Researchers at Alphabet’s DeepMind today described a method that they say can construct a three-dimensional layout from just a handful of two-dimensional snapshots.
So far the method, based on deep neural networks, has been confined to virtual environments, they write in Science magazine. Natural environments are still too hard for current algorithms and hardware to handle.
The article doesn’t speculate on commercial applications, and the authors weren’t available for interview. That gives me license to speculate: The new method might be useful for any surveillance system that has to reconstruct a crime from a few snapshots. Self-driving cars and household robots would also seem likely beneficiaries of the technique.
What’s key is that the system learns a lot from very little—in these experiments it never got more than five snapshots to work with. And, the researchers write, it does the job by observation alone, without anyone having to first label the objects and “without any prior specification of the laws of perspective, occlusion, or lighting.”
The researchers use two neural networks, a representation network and a generation network. This would seem to correspond to the “generator” and the “discriminator” networks described in DeepMind’s 2016 paper on AlphaGo, the Go-playing machine.
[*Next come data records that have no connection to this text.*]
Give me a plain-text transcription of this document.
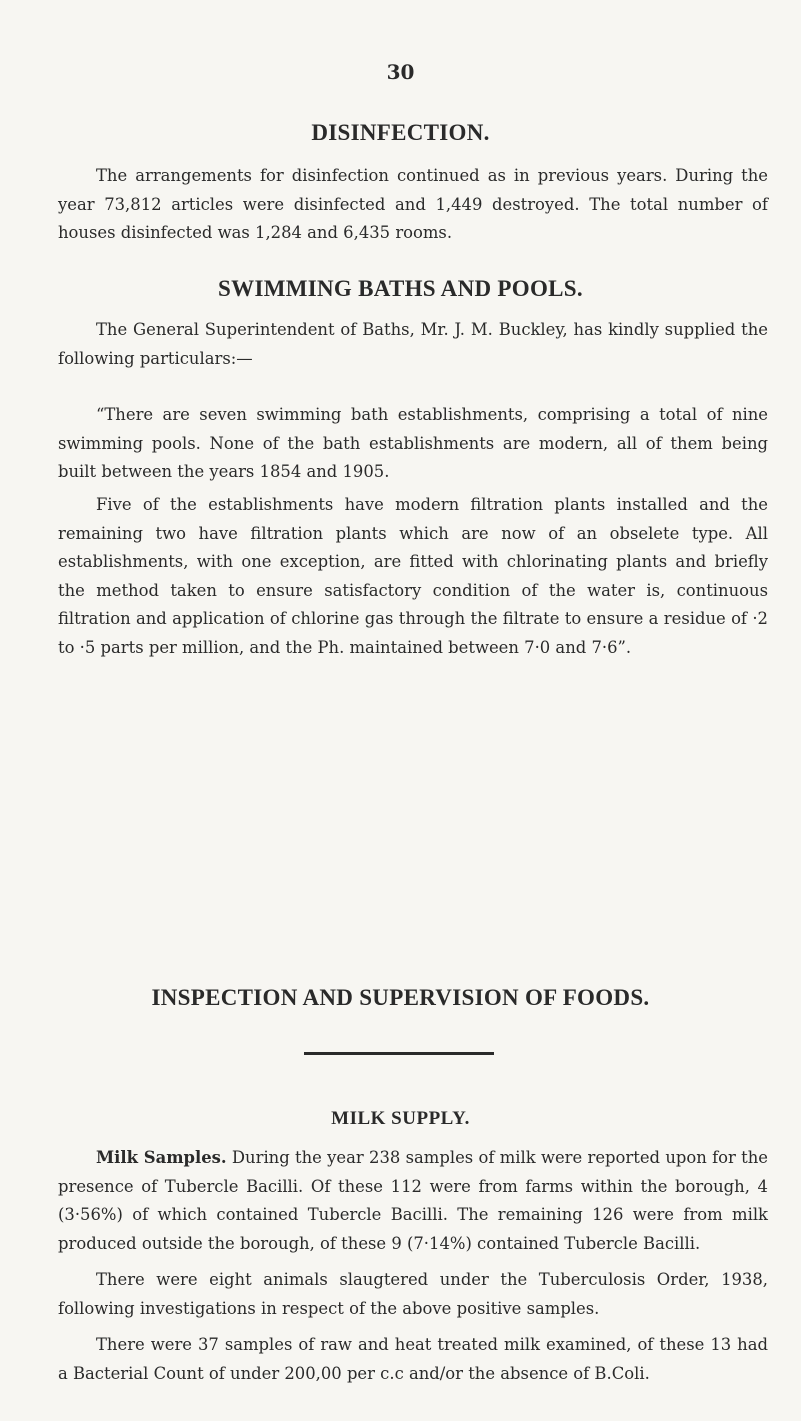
30
DISINFECTION.
The arrangements for disinfection continued as in previous years. During the year 73,812 articles were disinfected and 1,449 destroyed. The total number of houses disinfected was 1,284 and 6,435 rooms.
SWIMMING BATHS AND POOLS.
The General Superintendent of Baths, Mr. J. M. Buckley, has kindly supplied the following particulars:—
“There are seven swimming bath establishments, comprising a total of nine swimming pools. None of the bath establishments are modern, all of them being built between the years 1854 and 1905.
Five of the establishments have modern filtration plants installed and the remaining two have filtration plants which are now of an obselete type. All establishments, with one exception, are fitted with chlorinating plants and briefly the method taken to ensure satisfactory condition of the water is, continuous filtration and application of chlorine gas through the filtrate to ensure a residue of ·2 to ·5 parts per million, and the Ph. maintained between 7·0 and 7·6”.
INSPECTION AND SUPERVISION OF FOODS.
MILK SUPPLY.
Milk Samples. During the year 238 samples of milk were reported upon for the presence of Tubercle Bacilli. Of these 112 were from farms within the borough, 4 (3·56%) of which contained Tubercle Bacilli. The remaining 126 were from milk produced outside the borough, of these 9 (7·14%) contained Tubercle Bacilli.
There were eight animals slaugtered under the Tuberculosis Order, 1938, following investigations in respect of the above positive samples.
There were 37 samples of raw and heat treated milk examined, of these 13 had a Bacterial Count of under 200,00 per c.c and/or the absence of B.Coli.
The representation network reduces perceived objects to a very simplified abstraction, leaving it to the generation network to fill in the details. The researchers give, as an example, a robot arm that can be abstracted as a simple articulation, with several joints, which is then constructed using data on form, color, and so forth.
By manipulating the abstraction first and filling in details later, the system can work much faster than rendering systems that attempt to manipulate huge sets of three-dimensionally related points. The researchers add that the division of labor also makes the method much better at representing soft objects, like animals and vegetables.
Alphabet’s DeepMind, based in London, is still best known for its out-of-the-blue advance in cracking the game of Go. That problem, long seen as a holy grail of computing, yielded in 2016 when the company’s AlphaGo program beat one of the world’s best players. Last year DeepMind built a second machine that utterly crushed the first one after mere weeks of self-teaching.
Alphabet, the umbrella corporation that owns DeepMind, gets almost all its revenue from Google, and it has been pushing to generate new streams of income from its other units. DeepMind did discover a way to save substantial energy in Google’s server farms, and earlier this year a method for improving a text-to-speech product went to market.
But if the company can extend its achievement in machine vision to real-life optical feeds, it just might bring the wave of applications Alphabet is hoping for. A good deal of what’s called thinking can be put down to sheer perception, and perception itself is harder for computers than is generally understood.
There is a standard psychological test of the human ability to mentally rotate objects that uses geometric figures known as Shepard-Metzler Objects. In a video supplied by DeepMind, the neural nets classify these objects as one of two kinds: Either they are versions of a template that’s been rotated in one or more planes or they are mirror images of that template. The DeepMind networks do the job well. Not all people can say the same thing.
GQN agent performing the Shepard-Metzler object rotation task.Gif: DeepMind
It’s the human ability to do this sort of thing, as well as to figure out what must lie behind a barrier to vision—like a lock of hair or a branch of a tree—that explains why we can navigate complex environments so well. A human being knows, from simple experience of the world, that a person who is in the sitting position is almost always to be found on a chair (and only very rarely on thin air, as circus mimes might do).
Such commonsense knowledge has been unheard-of in robots. So far.